NBC already has the wildly successful Sunday Night Football, and when the NFL playoffs are over, get ready for Sunday Night Basketball. A one-hour pregame show will start at 7 p.m. Eastern, followed by an 8 p.m. game on NBC and Peacock.

… and Monday Night Basketball

Peacock will also broadcast national Monday regular-season games weekly and Monday night doubleheaders later in the season. NBCUniversal will also have two games on Martin Luther King Jr. Day each January.

What Disney Gets

Disney, which is ABC and ESPN, will distribute 80 regular-season games each season, with at least 20 on ABC (on weekends) and up to 60 on ESPN (mostly Wednesdays and Fridays).

Disney also:

— will continue broadcasting the NBA Finals.

— will continue broadcasting all five Christmas games.

— will have exclusive national coverage of the final day of the regular season.

— will have a conference finals series 10 times in the agreement’s 11 years.

— keeps the NBA draft and NBA draft lottery.

What NBC Gets

NBCU, which is NBC and Peacock, will show up to 100 regular-season games each season, more than half of them on NBC on Sundays and Tuesdays. It will also have the league’s opening night doubleheader.

NBC also:

— gets a conference finals in six of the 11 years of the agreement.

— becomes the home of all USA Basketball senior men’s and women’s games, which aligns with the network’s Olympic platform.

— will see Xfinity become the Official TV Service of the NBA, WNBA and USA Basketball.

What Amazon Gets

Prime Video will distribute all six NBA Play-In Tournament games, plus will stream about one-third of the games played in the first two rounds of the playoffs.

Amazon also:

— gets a conference finals in six of the 11 years of the agreement.

— will send an expanded package of games to Mexico, Brazil, France, Italy, Spain, Germany, Britain and Ireland, including a conference finals series each year and the NBA Finals in six of the 11 years.

— will stream half of the games from NBA Summer League.

More TV games

The NBA says that “approximately 75 regular-season games will be on broadcast TV” in each of the 11 seasons of the new deal. That’s about five times more than what’s required to be on broadcast now under the current agreement.

All-Star Weekend

NBC will replace TNT as the home of the NBA’s All-Star weekend starting in 2026, including Rising Stars, All-Star Saturday Night — featuring the dunk, 3-point and skills competitions — and the All-Star Game.

Black Friday

Part of Amazon’s deal includes a new game on Black Friday, the day after Thanksgiving. It’s one of 66 regular-season NBA games that will be on Prime Video each year, including the knockout rounds of the NBA Cup.

NBA App

The league can reasonably expect there to be some confusion at first about which games are on which network on which night.

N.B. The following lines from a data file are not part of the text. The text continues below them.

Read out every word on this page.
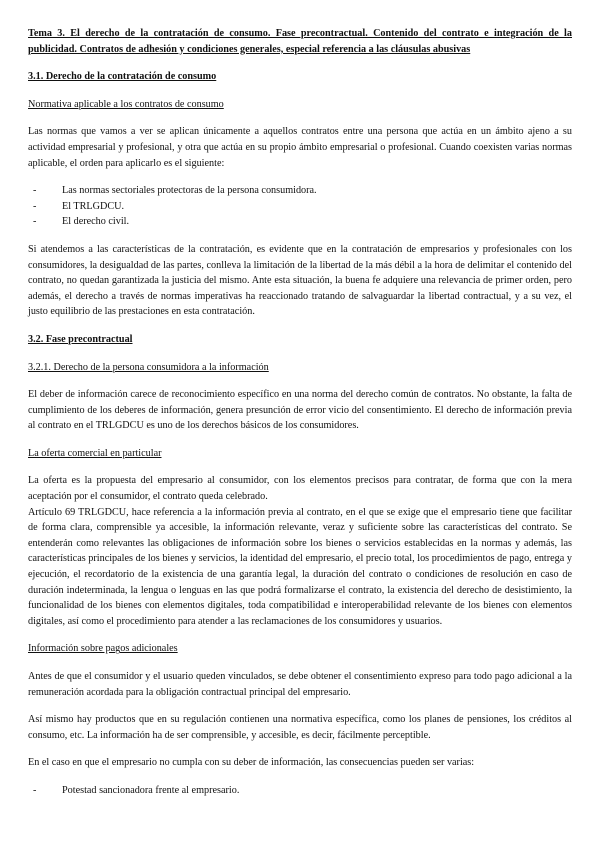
Tema 3. El derecho de la contratación de consumo. Fase precontractual. Contenido del contrato e integración de la publicidad. Contratos de adhesión y condiciones generales, especial referencia a las cláusulas abusivas
3.1. Derecho de la contratación de consumo
Normativa aplicable a los contratos de consumo

Las normas que vamos a ver se aplican únicamente a aquellos contratos entre una persona que actúa en un ámbito ajeno a su actividad empresarial y profesional, y otra que actúa en su propio ámbito empresarial o profesional. Cuando coexisten varias normas aplicable, el orden para aplicarlo es el siguiente:

- Las normas sectoriales protectoras de la persona consumidora.
- El TRLGDCU.
- El derecho civil.

Si atendemos a las características de la contratación, es evidente que en la contratación de empresarios y profesionales con los consumidores, la desigualdad de las partes, conlleva la limitación de la libertad de la más débil a la hora de delimitar el contenido del contrato, no quedan garantizada la justicia del mismo. Ante esta situación, la buena fe adquiere una relevancia de primer orden, pero además, el derecho a través de normas imperativas ha reaccionado tratando de salvaguardar la libertad contractual, y a su vez, el justo equilibrio de las prestaciones en esta contratación.

3.2. Fase precontractual
3.2.1. Derecho de la persona consumidora a la información

El deber de información carece de reconocimiento específico en una norma del derecho común de contratos. No obstante, la falta de cumplimiento de los deberes de información, genera presunción de error vicio del consentimiento. El derecho de información previa al contrato en el TRLGDCU es uno de los derechos básicos de los consumidores.

La oferta comercial en particular

La oferta es la propuesta del empresario al consumidor, con los elementos precisos para contratar, de forma que con la mera aceptación por el consumidor, el contrato queda celebrado.

Artículo 69 TRLGDCU, hace referencia a la información previa al contrato, en el que se exige que el empresario tiene que facilitar de forma clara, comprensible ya accesible, la información relevante, veraz y suficiente sobre las características del contrato. Se entenderán como relevantes las obligaciones de información sobre los bienes o servicios establecidas en la normas y además, las características principales de los bienes y servicios, la identidad del empresario, el precio total, los procedimientos de pago, entrega y ejecución, el recordatorio de la existencia de una garantía legal, la duración del contrato o condiciones de resolución en caso de duración indeterminada, la lengua o lenguas en las que podrá formalizarse el contrato, la existencia del derecho de desistimiento, la funcionalidad de los bienes con elementos digitales, toda compatibilidad e interoperabilidad relevante de los bienes con elementos digitales, así como el procedimiento para atender a las reclamaciones de los consumidores y usuarios.

Información sobre pagos adicionales

Antes de que el consumidor y el usuario queden vinculados, se debe obtener el consentimiento expreso para todo pago adicional a la remuneración acordada para la obligación contractual principal del empresario.

Así mismo hay productos que en su regulación contienen una normativa específica, como los planes de pensiones, los créditos al consumo, etc. La información ha de ser comprensible, y accesible, es decir, fácilmente perceptible.

En el caso en que el empresario no cumpla con su deber de información, las consecuencias pueden ser varias:

- Potestad sancionadora frente al empresario.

The NBA App is going to — the league hopes, anyway — serve as the fix to those issues, by becoming, in the league’s words, “a universal access point — seamlessly directing fans to every national game on Disney, NBCU and Amazon platforms.”

NBA Commissioner Adam Silver said the league needs to “innovate in how we deliver our games.”

“A lot of that comes through all the benefits of streaming technology and the way you can customize the games, personalize them, make other services available, make them easier to find frankly when you’re on different networks, make them available in multiple languages, multiple angles,” Silver said. “It’s something earlier in my career I spent a lot of time on when I was in NBA Entertainment. I’m looking forward to the ongoing investment in resources to make this an even more fan-friendly product.”